Friday, February 1, 2013

Vegetarian Cream of Mushroom and Almond Soup

I learned to make almond soup three years ago from my very talented cook in Hyderabad. But before I could try it myself, I wanted to add a spicy twist to it. So I thought why not add a bunch of whole spices and see if they can blend well. And I also wanted to recreate mushroom soup I had in Kebab Factory once in Somerville, MA. So I guess when I first made this soup, everything came together and I created this hot appetizer I love having in the winter.

Serves: 3-4
Prep time: 20 mins

You'll need:
Whole almonds (8-12)
1 cup milk (I prefer whole milk)
1 small onion (I prefer white)
2-3 cloves of garlic

6-8 button mushrooms
Salt, black pepper powder

1/2 green chili pepper (optional)

Spices (1/2 tsp cumin seeds, 1 bay leaf, 2 whole cardamom seeds, a small portion of cinnamon stick and star anise, 2 cloves)
Extra virgin olive oil

Prep:
1. Wash almonds and soak them in water in a microwavable bowl.

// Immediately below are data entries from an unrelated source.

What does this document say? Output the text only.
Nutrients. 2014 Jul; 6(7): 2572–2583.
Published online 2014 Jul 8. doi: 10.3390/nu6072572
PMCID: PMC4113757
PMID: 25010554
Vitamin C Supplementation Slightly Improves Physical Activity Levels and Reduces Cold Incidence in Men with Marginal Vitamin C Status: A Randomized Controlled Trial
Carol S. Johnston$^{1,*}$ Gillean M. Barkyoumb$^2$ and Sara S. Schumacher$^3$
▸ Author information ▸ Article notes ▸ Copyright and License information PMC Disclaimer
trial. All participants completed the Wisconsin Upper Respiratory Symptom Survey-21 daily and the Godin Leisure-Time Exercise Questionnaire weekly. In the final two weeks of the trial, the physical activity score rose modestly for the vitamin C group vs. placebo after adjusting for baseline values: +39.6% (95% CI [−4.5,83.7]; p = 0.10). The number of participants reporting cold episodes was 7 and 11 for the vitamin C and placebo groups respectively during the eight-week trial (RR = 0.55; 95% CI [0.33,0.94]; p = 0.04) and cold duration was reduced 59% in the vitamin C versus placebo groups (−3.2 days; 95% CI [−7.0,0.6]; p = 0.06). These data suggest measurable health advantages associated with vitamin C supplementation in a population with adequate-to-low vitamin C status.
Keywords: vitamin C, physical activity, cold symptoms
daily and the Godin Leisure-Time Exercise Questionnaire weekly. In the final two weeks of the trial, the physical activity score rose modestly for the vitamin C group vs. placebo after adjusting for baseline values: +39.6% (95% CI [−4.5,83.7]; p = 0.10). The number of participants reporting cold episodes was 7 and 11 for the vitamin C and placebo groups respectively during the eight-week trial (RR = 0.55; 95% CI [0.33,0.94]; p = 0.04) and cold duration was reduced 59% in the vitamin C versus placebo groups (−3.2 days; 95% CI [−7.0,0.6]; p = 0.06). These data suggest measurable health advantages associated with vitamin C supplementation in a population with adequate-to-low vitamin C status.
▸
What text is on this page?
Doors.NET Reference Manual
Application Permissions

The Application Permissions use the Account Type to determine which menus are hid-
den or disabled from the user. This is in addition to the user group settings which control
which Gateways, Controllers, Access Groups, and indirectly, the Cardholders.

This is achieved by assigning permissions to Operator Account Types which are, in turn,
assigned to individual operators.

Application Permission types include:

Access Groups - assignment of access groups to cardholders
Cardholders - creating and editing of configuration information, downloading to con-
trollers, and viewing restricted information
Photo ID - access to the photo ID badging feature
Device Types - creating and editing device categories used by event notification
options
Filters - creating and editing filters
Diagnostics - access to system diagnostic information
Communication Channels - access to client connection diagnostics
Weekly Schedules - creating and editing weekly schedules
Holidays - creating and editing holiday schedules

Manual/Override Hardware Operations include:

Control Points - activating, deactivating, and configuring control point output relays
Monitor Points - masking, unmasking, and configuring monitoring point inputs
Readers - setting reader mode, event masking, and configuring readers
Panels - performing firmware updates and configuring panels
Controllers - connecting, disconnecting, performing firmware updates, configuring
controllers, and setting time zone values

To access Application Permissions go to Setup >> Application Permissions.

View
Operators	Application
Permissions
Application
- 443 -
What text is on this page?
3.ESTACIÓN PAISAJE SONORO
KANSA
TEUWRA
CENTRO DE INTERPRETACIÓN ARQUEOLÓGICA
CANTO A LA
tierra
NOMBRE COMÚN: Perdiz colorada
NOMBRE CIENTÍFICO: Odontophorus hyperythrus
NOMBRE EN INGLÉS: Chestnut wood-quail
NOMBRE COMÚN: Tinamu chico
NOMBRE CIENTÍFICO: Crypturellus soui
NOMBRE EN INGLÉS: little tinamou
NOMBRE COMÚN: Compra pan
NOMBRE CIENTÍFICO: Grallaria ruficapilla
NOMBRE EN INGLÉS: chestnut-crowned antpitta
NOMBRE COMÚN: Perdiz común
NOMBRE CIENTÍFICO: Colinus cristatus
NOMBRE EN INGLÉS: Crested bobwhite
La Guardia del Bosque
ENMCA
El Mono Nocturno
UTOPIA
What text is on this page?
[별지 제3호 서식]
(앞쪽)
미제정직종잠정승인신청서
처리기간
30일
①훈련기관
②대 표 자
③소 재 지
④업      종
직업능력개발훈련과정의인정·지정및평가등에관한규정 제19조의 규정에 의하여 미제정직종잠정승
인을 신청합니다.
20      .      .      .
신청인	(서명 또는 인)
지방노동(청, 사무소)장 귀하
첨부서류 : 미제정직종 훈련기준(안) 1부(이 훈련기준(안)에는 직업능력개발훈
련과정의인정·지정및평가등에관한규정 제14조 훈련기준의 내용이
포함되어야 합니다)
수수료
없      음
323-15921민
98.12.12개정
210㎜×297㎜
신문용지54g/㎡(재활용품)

2. Microwave them for 2 minutes.
3. In the meantime, chop onion into medium-sized pieces and mince the garlic and green chili.
4. When almonds are microwaved, separate them but do not throw the water.
5. Peel the skins of almonds and halve them. Set one or two aside for garnishing and cut them into thin long pieces.
6. Rinse or wipe mushrooms with a wet cloth and cut into thin long pieces.
7. Heat 2 tbsp olive oil in a large skillet. Add cumin seeds, bay leaf, cinnamon, star anise and cloves. Break the cardamom seeds and also add those.
8. When the cumin seeds start to splutter, add onions, garlic and green chili. Sauté them until they are
lightly golden brown.
9. Add the mushrooms and almonds. Continue stirring.
10. Add black pepper powder and salt to taste. Stir until the mushrooms are slightly brown. Turn off the heat.
11. Add 1 tbsp milk and mix.
12. Transfer the contents of the skillet to a blender and blend into a smooth paste.
13. In the meanwhile, heat the rest of the milk in a pot. Also add the water saved from the almond bowl.
14. Keep adding a tablespoon of warm milk to the blender to make a consistent paste so that all the whole spices are well blended.
15. When the milk in the pot begins to boil, turn the heat to medium-low and add the paste to it. Be careful while transferring hot beverages.
16. Add more salt and black pepper to taste. Thicken the soup to desired consistency. If it is too thick, add more water and bring to a boil. Mix well and garnish with the remaining almonds.